[GH-ISSUE #20948] feat: Preserve File Metadata in Pipelines & Implement Customizable Loader Hooks #34869

Closed
opened 2026-04-25 09:03:08 -05:00 by GiteaMirror · 0 comments
Owner

Originally created by @burakkilic11 on GitHub (Jan 26, 2026).
Original GitHub issue: https://github.com/open-webui/open-webui/issues/20948

Check Existing Issues

  • I have searched for all existing open AND closed issues and discussions for similar requests. I have found none that is comparable to my request.

Verify Feature Scope

  • I have read through and understood the scope definition for feature requests in the Issues section. I believe my feature request meets the definition and belongs in the Issues section instead of the Discussions.

Problem Description

Currently, when a file is uploaded via the chat "+" button, the internal document loader automatically processes the file, extracts the text, and strips all original file metadata (path, id, files object) before the request reaches the Pipelines (Filters).

Even with a shared volume setup (e.g., mapping /app/backend/data/uploads to both OpenWebUI and Pipelines containers), there is no way for a filter to know which file belongs to the current message because the references are removed from the body and kwargs.
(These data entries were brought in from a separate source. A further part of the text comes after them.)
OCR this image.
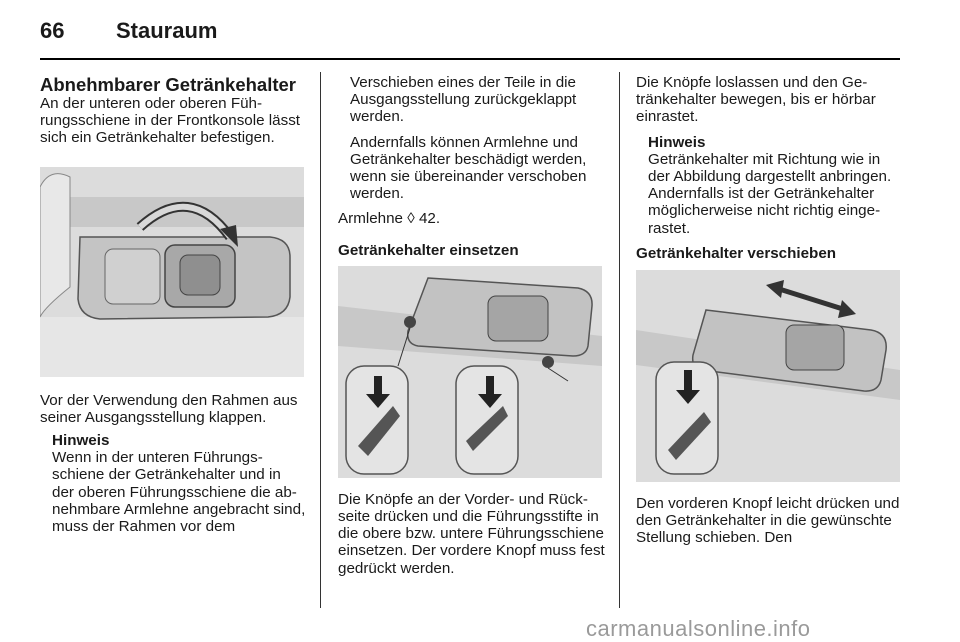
66 Stauraum

Abnehmbarer Getränkehalter

An der unteren oder oberen Führungsschiene in der Frontkonsole lässt sich ein Getränkehalter befestigen.

Vor der Verwendung den Rahmen aus seiner Ausgangsstellung klappen.

Hinweis

Wenn in der unteren Führungsschiene der Getränkehalter und in der oberen Führungsschiene die abnehmbare Armlehne angebracht sind, muss der Rahmen vor dem

Verschieben eines der Teile in die Ausgangsstellung zurückgeklappt werden.

Andernfalls können Armlehne und Getränkehalter beschädigt werden, wenn sie übereinander verschoben werden.

Armlehne ◊ 42.

Getränkehalter einsetzen

Die Knöpfe an der Vorder- und Rückseite drücken und die Führungsstifte in die obere bzw. untere Führungsschiene einsetzen. Der vordere Knopf muss fest gedrückt werden.

Die Knöpfe loslassen und den Getränkehalter bewegen, bis er hörbar einrastet.

Hinweis

Getränkehalter mit Richtung wie in der Abbildung dargestellt anbringen. Andernfalls ist der Getränkehalter möglicherweise nicht richtig eingerastet.

Getränkehalter verschieben

Den vorderen Knopf leicht drücken und den Getränkehalter in die gewünschte Stellung schieben. Den

carmanualsonline.info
This prevents developers from implementing custom OCR (Tesseract), specialized layout analysis, or private local processing within the Pipeline framework.

Desired Solution you'd like

I would like to see two main improvements:

Metadata Preservation: Ensure the original files object (containing id, filename, and path) remains included in the body payload sent to Pipelines, even after the document loader has processed the file.

Loader Hooks: Implement a mechanism that allows Pipelines to "hook" into or override the core document loader stage. This would enable developers to replace the default text extraction logic with custom solutions (like specialized local OCR) directly within the OpenWebUI ecosystem.

Alternatives Considered

Shared Volumes: We tried using shared volumes to access the files directly, but since the file_id or path is stripped from the JSON payload, the Pipeline cannot identify the correct file on disk.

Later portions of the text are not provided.